Generation of efficient singlet fission (SF) on gold nanoparticles (GNP) is a promising method to overcome the above-mentioned problem. SF is described as a spin-allowed process in which one singlet exciton splits into two triplet excitons.1 In our study, TIPS-pentacene-alkanethiolate monolayer-protected gold nanoparticles with different chain lengths and particle sizes were successfully synthesized to efficiently generate excited triplet states by singlet fission (Fig. 1). Time-resolved spectroscopy revealed high-yield excited triplet states by suppressing ET to the gold surface.2

The mean diameters (RCORE) of TP-C11-S-MPC and TP-C11-L-MPC are 1.65 ± 0.30 nm and 2.13 ± 0.33 nm, respectively. The core of TP-C11-S-MPC and TP-C11-L-MPC contains 158 and 338 Au atoms, respectively. Moreover, based on the values of elemental analysis, there are 51 and 75 TP molecules on one GNP. In addition, the coverage ratios of TP units (γ) to surface Au atoms in TP-C11-S-MPC and TP-C11-L-MPC are 63% and 51%, respectively.

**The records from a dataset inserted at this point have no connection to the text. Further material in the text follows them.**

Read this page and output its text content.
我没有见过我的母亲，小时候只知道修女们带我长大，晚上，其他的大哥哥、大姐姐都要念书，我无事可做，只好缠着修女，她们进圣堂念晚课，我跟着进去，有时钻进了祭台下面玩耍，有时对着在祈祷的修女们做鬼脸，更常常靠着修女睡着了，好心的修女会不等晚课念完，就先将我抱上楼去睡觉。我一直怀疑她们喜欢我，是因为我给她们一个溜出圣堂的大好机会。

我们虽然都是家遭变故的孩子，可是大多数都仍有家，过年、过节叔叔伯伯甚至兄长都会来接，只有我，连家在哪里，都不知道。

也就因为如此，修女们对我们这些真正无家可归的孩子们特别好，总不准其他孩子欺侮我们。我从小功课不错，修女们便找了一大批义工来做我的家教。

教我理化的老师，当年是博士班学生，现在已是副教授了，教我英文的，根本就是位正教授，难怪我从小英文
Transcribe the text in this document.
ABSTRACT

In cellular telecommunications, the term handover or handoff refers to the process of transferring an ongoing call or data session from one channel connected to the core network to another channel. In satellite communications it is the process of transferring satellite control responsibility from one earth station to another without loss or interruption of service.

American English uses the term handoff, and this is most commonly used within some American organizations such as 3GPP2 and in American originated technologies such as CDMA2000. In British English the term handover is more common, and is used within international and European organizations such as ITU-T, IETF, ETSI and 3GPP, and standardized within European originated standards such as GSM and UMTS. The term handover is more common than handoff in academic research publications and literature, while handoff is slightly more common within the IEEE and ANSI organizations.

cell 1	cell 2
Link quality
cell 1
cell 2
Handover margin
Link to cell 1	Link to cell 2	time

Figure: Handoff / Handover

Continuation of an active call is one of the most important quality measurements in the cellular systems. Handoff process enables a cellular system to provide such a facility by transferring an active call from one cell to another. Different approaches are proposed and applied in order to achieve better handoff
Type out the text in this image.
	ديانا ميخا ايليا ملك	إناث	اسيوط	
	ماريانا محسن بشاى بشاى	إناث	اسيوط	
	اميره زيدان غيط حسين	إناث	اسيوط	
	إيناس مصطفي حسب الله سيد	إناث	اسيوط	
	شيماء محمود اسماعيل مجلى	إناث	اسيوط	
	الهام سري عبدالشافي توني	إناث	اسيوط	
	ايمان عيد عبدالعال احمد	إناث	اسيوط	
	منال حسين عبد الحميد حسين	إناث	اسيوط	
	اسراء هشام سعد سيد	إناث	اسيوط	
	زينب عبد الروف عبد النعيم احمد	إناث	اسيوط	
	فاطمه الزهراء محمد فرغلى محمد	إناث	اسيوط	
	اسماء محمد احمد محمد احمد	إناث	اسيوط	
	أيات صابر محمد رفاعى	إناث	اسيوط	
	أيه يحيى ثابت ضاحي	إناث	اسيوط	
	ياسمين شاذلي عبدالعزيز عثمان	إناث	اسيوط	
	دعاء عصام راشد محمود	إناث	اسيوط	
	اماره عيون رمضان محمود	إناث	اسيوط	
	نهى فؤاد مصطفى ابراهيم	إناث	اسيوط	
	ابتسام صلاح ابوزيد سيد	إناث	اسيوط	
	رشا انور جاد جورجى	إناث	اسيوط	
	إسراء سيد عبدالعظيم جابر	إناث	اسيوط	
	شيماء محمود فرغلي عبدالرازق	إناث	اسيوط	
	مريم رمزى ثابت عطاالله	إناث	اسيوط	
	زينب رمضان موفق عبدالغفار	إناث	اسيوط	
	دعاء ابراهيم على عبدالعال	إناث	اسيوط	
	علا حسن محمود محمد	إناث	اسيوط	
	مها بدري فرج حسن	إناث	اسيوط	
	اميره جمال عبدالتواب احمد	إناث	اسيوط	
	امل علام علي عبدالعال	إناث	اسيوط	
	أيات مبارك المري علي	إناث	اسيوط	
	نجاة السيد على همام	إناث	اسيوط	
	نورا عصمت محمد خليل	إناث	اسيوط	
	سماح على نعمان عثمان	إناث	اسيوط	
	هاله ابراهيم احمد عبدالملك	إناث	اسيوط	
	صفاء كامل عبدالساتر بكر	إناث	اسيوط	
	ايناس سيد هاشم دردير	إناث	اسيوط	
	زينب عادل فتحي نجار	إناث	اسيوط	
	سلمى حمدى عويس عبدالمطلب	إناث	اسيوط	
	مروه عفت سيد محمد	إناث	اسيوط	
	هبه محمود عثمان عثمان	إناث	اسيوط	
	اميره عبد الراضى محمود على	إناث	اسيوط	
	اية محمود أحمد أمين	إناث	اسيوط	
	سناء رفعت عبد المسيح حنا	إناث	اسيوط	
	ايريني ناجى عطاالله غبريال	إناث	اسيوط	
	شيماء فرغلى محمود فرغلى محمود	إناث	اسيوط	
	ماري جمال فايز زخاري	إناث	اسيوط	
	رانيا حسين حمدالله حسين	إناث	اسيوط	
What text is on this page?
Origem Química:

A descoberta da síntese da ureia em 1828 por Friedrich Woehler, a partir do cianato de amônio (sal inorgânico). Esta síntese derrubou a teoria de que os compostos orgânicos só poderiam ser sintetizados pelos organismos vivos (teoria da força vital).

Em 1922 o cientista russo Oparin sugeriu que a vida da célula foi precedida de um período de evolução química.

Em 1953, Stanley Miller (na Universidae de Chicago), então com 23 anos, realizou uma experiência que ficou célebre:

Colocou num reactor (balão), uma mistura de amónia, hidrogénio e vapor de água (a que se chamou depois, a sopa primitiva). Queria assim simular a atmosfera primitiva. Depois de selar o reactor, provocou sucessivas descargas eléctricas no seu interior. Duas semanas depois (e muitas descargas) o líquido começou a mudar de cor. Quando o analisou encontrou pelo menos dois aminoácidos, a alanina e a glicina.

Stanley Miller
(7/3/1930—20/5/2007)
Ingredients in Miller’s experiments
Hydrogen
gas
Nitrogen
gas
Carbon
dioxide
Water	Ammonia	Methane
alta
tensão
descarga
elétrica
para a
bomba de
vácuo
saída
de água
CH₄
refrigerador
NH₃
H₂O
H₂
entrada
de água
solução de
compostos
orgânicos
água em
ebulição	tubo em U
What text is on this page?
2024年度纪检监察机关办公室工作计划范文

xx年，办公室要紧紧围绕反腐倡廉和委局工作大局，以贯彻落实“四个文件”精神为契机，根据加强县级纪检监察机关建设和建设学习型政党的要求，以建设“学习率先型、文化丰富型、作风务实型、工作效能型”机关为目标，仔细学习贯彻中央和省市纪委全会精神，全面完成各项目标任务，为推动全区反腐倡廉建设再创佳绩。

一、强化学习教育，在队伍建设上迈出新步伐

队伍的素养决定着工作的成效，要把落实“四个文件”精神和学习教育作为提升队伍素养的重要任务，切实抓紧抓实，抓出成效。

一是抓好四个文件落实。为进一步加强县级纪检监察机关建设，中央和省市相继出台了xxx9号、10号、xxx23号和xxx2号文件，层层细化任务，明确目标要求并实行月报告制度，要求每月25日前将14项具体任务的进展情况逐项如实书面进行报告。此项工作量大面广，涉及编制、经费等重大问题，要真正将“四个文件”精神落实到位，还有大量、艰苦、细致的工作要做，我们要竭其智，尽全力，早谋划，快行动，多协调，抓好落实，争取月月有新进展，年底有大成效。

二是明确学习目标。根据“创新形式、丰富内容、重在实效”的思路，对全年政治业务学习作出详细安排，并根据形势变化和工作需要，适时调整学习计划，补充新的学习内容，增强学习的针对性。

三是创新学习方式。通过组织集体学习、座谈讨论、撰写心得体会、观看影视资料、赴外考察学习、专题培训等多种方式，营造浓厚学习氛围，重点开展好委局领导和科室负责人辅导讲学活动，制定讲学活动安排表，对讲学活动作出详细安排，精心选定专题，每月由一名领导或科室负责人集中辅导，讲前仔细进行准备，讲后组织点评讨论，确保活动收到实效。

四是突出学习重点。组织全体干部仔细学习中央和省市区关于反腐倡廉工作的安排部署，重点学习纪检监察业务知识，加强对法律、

Steady-state absorption and fluorescence spectra of TP-Cn-X-MPCs and TP-Ref were measured in toluene. In absorption spectra (Fig. 2A), the spectral shape of TP-C11-S-MPC (spectrum a) matches well with that of TP-Ref (spectrum b). The fluorescence of TP-C11-S-MPC was strongly quenched relative to TP-Ref. To compare the emission spectral shapes, the fluorescence spectra of TP-C11-S-MPC (spectrum a) and TP-Ref (spectrum b) were normalized in Fig. 2B. The fluorescence excitation spectrum was observed (spectrum c in Fig. 2A) to carefully check the fluorescence species of TP-C11-S-MPC. Then, Fig. 2C shows the femtosecond transient spectra of TP-C11-S-MPC. After laser pulse excitation, the triplet–triplet absorption of TP units at ca. 520 nm develops, whereas the singlet–singlet absorption at ca. 630 nm decays. The maximum ΦΤ values attained 172 ± 26% and 157 ± 17% in TP-C11-S-MPC and TP-C7-S-MPC, respectively.

[1] Hasobe, T. et al, J. Phys. Chem. A 2016, 120, 1867.

[2] Hasobe, T. et al, Angew. Chem. Int. Ed. 2016, 55, 5230.